Thursday, 31 May 2018
Emotions and the Asylum
Throughout my research of the patient case notes of the Garlands Asylum, I have been struck by the emotions that emerge from these clinical documents. Although they contain a high amount of biographical and medical information, the circumstances surrounding a patient’s committal can also offer a glimpse into the emotions experienced by those being admitted. This blog post will offer two examples of female patients who were brought to Garlands in its opening few years, who display the emotions acting upon them on committal.
First, Ann R, aged 50, a housekeeper from Whitehaven, was admitted in March 1863 experiencing suicidal thoughts. Before coming to Garlands, it was stated in her notes that she:
made two attempts to destroy herself. Escaped from her home one day last week and was brought back again by a Policeman, who found her upon the sea-shore with part of her clothes off, and was told she had been making an attempt to drown herself. Her daughter also informed me she took a razor from her a short time ago, with which she believed her mother meant to injure herself.
The cause of her melancholia was given as: ‘Heard that her husband who has been in Australia has married another woman.’ It is uncertain whether or not Ann had separated from her husband, or if he had just taken off and the news had made its way back to her. Whatever the circumstances, it is clear that the event caused Ann to break down emotionally, and led her to take steps to end her life. Doctors noted on admission that she was: ‘Very melancholic and dejected.
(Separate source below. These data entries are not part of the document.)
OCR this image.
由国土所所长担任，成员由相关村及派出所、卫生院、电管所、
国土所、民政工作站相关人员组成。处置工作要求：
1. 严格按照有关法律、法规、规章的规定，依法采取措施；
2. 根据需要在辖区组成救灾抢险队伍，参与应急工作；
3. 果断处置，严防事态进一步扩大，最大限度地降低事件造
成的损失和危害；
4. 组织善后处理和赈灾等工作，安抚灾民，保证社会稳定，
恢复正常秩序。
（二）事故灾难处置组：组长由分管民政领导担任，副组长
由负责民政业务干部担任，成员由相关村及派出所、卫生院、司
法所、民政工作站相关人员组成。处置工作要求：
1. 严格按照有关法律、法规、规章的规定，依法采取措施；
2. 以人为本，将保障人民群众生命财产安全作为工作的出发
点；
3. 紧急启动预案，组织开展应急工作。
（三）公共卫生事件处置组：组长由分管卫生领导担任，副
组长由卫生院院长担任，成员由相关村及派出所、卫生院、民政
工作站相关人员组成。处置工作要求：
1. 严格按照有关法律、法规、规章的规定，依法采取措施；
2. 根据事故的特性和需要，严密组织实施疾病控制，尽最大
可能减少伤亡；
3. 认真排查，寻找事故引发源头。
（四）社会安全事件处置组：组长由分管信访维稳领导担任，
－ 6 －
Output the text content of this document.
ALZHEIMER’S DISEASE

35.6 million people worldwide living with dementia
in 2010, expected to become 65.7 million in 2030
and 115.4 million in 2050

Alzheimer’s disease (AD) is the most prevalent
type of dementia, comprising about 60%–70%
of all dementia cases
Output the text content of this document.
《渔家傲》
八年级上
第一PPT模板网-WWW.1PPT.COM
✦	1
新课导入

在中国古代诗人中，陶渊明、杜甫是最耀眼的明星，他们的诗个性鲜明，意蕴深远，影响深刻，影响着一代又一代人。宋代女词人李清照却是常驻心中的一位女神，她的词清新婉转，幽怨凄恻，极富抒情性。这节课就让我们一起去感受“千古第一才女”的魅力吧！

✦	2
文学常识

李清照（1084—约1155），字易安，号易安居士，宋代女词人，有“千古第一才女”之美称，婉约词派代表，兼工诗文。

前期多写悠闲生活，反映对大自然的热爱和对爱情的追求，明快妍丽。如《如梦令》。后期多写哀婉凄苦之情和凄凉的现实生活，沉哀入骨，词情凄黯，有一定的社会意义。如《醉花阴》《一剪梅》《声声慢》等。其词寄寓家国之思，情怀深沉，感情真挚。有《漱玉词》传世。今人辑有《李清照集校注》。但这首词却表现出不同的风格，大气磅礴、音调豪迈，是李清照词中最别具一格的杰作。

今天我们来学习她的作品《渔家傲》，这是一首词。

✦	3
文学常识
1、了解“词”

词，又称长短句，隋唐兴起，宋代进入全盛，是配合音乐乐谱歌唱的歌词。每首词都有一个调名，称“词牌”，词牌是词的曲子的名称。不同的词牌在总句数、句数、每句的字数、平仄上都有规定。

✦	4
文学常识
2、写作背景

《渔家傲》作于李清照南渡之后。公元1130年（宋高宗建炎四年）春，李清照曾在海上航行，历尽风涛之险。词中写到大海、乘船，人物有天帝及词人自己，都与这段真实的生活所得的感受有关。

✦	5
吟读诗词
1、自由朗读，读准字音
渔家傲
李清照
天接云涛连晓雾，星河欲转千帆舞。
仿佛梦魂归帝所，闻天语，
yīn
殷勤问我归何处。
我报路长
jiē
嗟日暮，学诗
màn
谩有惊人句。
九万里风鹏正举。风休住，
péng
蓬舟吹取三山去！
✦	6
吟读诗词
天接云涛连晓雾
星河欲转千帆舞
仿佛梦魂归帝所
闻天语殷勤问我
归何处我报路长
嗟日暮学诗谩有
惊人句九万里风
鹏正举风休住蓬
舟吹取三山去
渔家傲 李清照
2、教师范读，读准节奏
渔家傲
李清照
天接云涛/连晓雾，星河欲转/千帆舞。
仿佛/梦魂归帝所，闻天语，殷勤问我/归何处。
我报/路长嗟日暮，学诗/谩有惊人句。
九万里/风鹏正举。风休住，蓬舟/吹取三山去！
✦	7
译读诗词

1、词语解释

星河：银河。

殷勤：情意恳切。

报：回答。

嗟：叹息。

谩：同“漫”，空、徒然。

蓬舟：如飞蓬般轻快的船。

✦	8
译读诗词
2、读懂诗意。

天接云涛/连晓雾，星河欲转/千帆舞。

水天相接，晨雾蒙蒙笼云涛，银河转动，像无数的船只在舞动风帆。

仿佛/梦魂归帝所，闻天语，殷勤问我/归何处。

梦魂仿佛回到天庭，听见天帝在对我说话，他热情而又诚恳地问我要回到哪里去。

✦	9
Will not enter into any conversation whatever.’ After six months treatment in Garlands, her spirits seemed to be lifted, and her case notes stated: ‘For a week she has been much more cheerful, quite a different woman in fact, entering into the amusements…with her fellow patients.’ However, she did relapse, and slipped back into a melancholic state. As a result, she remained in Garlands for just under two years, when she was discharged recovered.
Second, Sarah C, aged 18, a weaver from Carlisle, was admitted in June 1862, also suffering from melancholia. The official cause diagnosed in her notes was ‘suppression of menstruation’. Although this was the era of the emergence of psychiatry as a medical area of specialisation, the ancient beliefs regarding women and their reproductive systems still prevailed as a cause of mental illness. Women were considered to be increasingly susceptible to emotional disorder, particularly at certain points of their lives. Puberty, pregnancy, lactation, menstruation, and menopause, were all key events that could ‘shock’ the female body, prompting a mental breakdown.[i]
On admission, there was a lengthy statement of facts indicating the events leading to her melancholia, which includes vast information surrounding the economic circumstances of Sarah and her family:
‘The history of her care taken today from her mother (who is a widow earning only 2/6 a week weaving in Dixon’s Factory and with 5 children younger than our patient) is that the girl has worked hard and tried hard, that she has been well up to six weeks since, that then the catamenia ceased, she having been regular from 15 years old up to that time. The mother considers this to be the cause of her illness and that directly ‘they’ flew to her head…She appears frightened, gets no sleep, is restless, melancholy and of a religious turn of mind. She has been a respectable, steady, moral and industrious girl, has a constant habit of reading religious books. Dr Elliott signs the order for admission and Mr Reeves who signs the medical certificate says ‘that however much questioned she appears vacant and sometimes won’t answer but remains silent, she has religious misconceptions and that she is going to die and that she is lost; she is restless and difficult to keep quiet; the least noise terrifies her and she is painfully nervous – will not keep in bed late gets out creeps under the bed and tries to get out of the window – mothers direction, Sarah C, Duke St Carlisle.’
For us reading this in the twenty-first century, it appears that the ‘suppression of menstruation’ had very little impact on her mental health. The burden of being one of the main wage earners, in the absence of her father, of a large family, would have laid heavily on a young woman. The pressure to survive in such poor and desperate circumstances, clearly led to her worry and caused her restlessness. In the absence of talking therapy in this era, asylum doctors strove to look for physical symptoms of illness (or significant events, as with Ann above), and could overlook the fact that poverty and overwork could contribute to an individual’s melancholia.
Sarah remained in the asylum for nine months. After showing little improvement, she was removed by her mother in March 1863, presumably has her wage earning capacity was being missed by her family. The realisation that asylum treatment was having no effect, but while in Garlands Sarah was capable of doing needlework, would have been a signal that she could still function in a manual work. I have so far not found any further trace of Sarah in Garlands, but it would be interesting to find if she was able to cope with life on the outside.
These two brief patient examples highlight an additional importance of asylum case books. Primarily intended to be a medical record of a patient’s history, symptoms, diagnosis, physical health, and reaction to treatment whilst in the asylum, these documents can also contain fleeting moments of emotion which the patients experienced. A degree of estimation and ‘reading-between-the-lines’, backed up by cross-referencing these records with census/birth/marriage/death material, can lead to fascinating patient histories emerging. This further humanises these clinical documents, and allows us to empathise with those who experienced mental health care in the nineteenth century asylum.